Nutmeg has recently found a way around this and now offers investors the ability to buy fractions of funds — and as a result it lowered the minimum investment it required people to make from £1,000 down to £500. But for many millennial investors, however, this will still be too high an entry point.
“The main thing is that it allows us to manage portfolios at a much lower level,” said Nutmeg’s Mr Port. “In theory we could cut [our minimum investment] down to £1. It’s an ongoing discussion.”
Broker Winterflood is hot on Nutmeg’s heels, working with asset managers to allow investors to buy bits of ETFs. It says it will be able to do this from next month.
Asset managers including Vanguard, Fidelity, JPMorgan, HSBC and Liontrust have all been involved in a working group to push forward the idea of “fractional trading”.
“We’ve got to bring down minimum investment levels,” said Mr Stenning of BlackRock. “£50 a month is out of reach of a lot of people; it’s got to come down to £5 to £10 a month.”
It’s clear that if the minimum sum is lowered it will be more possible for those on lower incomes to access the stock markets.

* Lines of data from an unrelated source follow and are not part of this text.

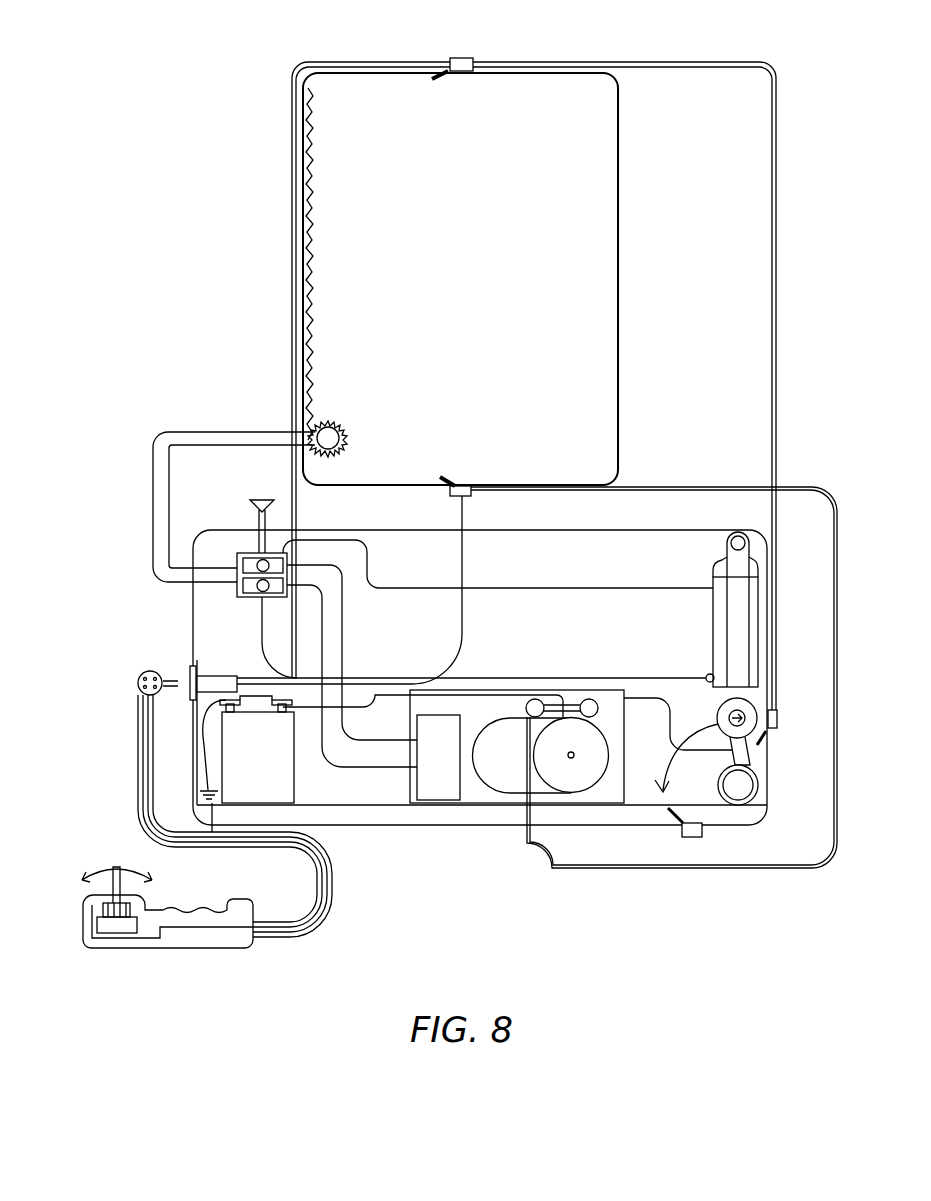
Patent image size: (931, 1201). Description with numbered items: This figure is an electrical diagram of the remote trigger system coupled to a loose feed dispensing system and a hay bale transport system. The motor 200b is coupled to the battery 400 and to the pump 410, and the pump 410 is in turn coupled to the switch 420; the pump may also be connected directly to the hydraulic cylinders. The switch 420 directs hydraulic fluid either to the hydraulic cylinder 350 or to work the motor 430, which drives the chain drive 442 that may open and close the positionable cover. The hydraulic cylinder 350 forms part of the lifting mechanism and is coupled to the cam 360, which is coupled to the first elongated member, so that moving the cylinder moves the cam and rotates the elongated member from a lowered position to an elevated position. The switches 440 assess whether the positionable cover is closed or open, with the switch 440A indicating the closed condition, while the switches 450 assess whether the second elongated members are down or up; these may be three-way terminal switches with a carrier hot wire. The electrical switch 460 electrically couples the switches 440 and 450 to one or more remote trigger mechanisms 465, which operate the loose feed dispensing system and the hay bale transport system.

The motor 200b is at (490, 797).
The hydraulic cylinder 350 is at (742, 621).
The cam 360 is at (748, 758).
The battery 400 is at (285, 776).
The pump 410 is at (430, 795).
The switch 420 is at (250, 600).
The motor 430 is at (334, 425).
The switches 440 is at (680, 832).
The switch 440A is at (780, 718).
The chain drive 442 is at (312, 205).
The switches 450 is at (461, 58).
The electrical switch 460 is at (190, 664).
The remote trigger mechanism 465 is at (73, 900).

But whether they will want to do so is a different problem. Those in the fund industry hope that by making it as easy to drop money into a fund as it is to buy something on Amazon, more people will see investing as part of their everyday lives.
Look after the pennies . . .
Financial adviser True Potential has been conducting a rolling poll of 2,000 UK adults every three months since 2013 to find out how much they are saving.
The company says that the answer has been that people have — on average — been saving about £100 per month, a figure that has stayed at the same level since polling began.
If this £100 per month was invested in a passive fund tracking the FTSE 100 each month, investors could expect to see their money almost double over 20 years, according to True Potential.
Using the returns generated by the stock market on a monthly basis between 1996 and 2016, and assuming that all of these returns were reinvested, TP calculates that an investor who had put away £100 a month since 1996 would have ended up with just over £41,000 — gross of fees — generated from their total investment of £24,000.
Even if younger investors think that the amounts they can afford to invest are smaller than £100 a month, don’t forget that the same rules of compounding will apply over time. How much they will compound by will obviously depend on market performance — not a lot you can do about that — and the level of fees you are being charged.
Clearly, some of the new micro-investing products will have higher charges (when measured as a percentage of the amount you are investing) than more conventional investments. Perhaps this is a premium worth paying when you’re getting started and only have small amounts to put in, but when you start to earn more, then switching to a more mainstream investment platform may be better value.